Max got drunk a few months ago. He was in a bad way. We decided to leave him in the office after he refused to go home. The next day we arrived to the sweet smell of ammonia. He’d pissed himself.

A few months later, Max finally felt enough guilt to buy us a new couch. Guilt is a rather rare and disturbing development in Max’s psyche.

After buying the couch from Max’s manager, we towed it through Kingston. The heat was immense and we sat down for a quick fag break. From here on in, we took a break every 5 minutes.

We passed our old school, Tiffin Boys, and decided to pop in and take a couple of snaps. Unfortunately the CCTV caught us and a couple of bemused teachers confronted us. Thankfully they were nice enough to let us take a few pictures before moving us on. That’s Mr King on the left, my old Geography teacher.

After seeing Mr King, I decided a pint would be best. The problem is the closest pub, was full of our old teachers. On a summers afternoon, all the teachers fuck off down the pub. It’s an unwritten rule that students are not to fraternise with the teachers. They’re embarressed of us. Like people don’t know they’re bloody teachers. For the Tiffinian’s amongst you, we saw:

  • O’Connell
  • Williams
  • Liddy
  • Skirton
  • Lipchenska [sic]
  • Girling

I started chatting to them. I offered them all a job . They kindly refused. At this point the cider soaked in and we decided to take Bertie to London.

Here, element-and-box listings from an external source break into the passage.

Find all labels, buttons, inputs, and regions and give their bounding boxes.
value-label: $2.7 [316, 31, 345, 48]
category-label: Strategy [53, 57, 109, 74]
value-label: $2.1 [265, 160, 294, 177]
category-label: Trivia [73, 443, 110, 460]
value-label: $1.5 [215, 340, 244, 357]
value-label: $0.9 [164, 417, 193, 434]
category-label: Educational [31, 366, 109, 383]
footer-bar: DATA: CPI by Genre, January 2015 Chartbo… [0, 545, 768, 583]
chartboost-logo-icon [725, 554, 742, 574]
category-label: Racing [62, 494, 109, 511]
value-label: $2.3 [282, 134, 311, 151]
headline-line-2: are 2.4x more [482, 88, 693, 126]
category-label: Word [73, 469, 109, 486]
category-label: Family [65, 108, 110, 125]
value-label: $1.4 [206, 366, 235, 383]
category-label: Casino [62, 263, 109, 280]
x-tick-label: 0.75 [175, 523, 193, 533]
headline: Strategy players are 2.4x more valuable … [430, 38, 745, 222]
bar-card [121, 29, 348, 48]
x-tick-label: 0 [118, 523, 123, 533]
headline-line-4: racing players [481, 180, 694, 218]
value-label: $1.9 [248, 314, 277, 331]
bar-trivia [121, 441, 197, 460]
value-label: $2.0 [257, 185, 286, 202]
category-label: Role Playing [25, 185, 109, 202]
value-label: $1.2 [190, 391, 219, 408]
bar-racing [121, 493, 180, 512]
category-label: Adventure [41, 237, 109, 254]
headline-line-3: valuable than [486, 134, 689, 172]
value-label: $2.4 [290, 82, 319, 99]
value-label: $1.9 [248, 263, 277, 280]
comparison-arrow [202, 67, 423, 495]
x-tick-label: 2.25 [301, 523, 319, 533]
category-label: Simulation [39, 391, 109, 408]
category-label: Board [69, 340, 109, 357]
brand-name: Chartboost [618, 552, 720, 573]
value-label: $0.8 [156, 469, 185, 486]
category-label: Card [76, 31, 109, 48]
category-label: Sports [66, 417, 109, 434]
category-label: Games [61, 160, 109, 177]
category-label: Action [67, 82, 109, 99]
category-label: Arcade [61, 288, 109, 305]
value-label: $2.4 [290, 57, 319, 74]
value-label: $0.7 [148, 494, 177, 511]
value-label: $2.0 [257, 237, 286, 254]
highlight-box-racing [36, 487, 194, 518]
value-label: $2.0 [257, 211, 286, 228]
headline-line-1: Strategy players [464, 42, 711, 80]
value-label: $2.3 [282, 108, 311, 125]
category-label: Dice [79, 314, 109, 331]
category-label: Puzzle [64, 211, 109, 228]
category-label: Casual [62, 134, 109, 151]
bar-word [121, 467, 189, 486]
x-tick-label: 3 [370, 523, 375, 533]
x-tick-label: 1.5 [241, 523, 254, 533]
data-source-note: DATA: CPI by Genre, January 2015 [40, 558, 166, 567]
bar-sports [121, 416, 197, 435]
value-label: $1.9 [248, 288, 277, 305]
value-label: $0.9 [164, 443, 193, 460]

It’s surprisingly easy to get a couch onto a train. At first, you feel slightly eccentric, but after 10 minutes it’s just like the commute. I read through that shite paper, The London Paper; While it’s better than the London Lite, it’s still just an aggregation of the AP. I’m secretly hoping that i’ll be in it tomorrow, under the “You were on the train sitting on that couch looking dapper, coffee sometime? x” section.

The couch had never seen the London Eye before, so we decided to stop by. British Airways refused our couch on the Eye. Maybe next time.

After the Eye, we dragged the sofa over the bridge towards Embankment. I got a busker to serenade Max and I. Max got a little carried away and tried to kiss me.

After that little incident, I decided I needed another drink. We entered the first pub along that steep road towards Charing Cross. The pint tasted like it’d been sweetened with sugar. Do avoid. We met some chef’s from the Royal Society of Arts, he did his best to explain what or where it was, but I really wasn’t listening. I do remember where they were from; Scotland, Liverpool and Sweden respectively. They seemed each to bear the stereotypes of their respective places.

My phone camera isn’t best suited to night pictures. We asked quite a few people to take a picture with their cameras, but no one’s emailed them to me. Darn.

I can’t remember how many people have sat on this couch. I’m assuming it’s a lot.

To the future

Bertie is resting in our office. I don’t know if he can bear another trip. We’ll try and find another sofa from somewhere. I was thinking down the Mall, Leicster Sq and Hyde Park next. During the summer we could do the festivals. Maybe calling Ikea would be a good idea.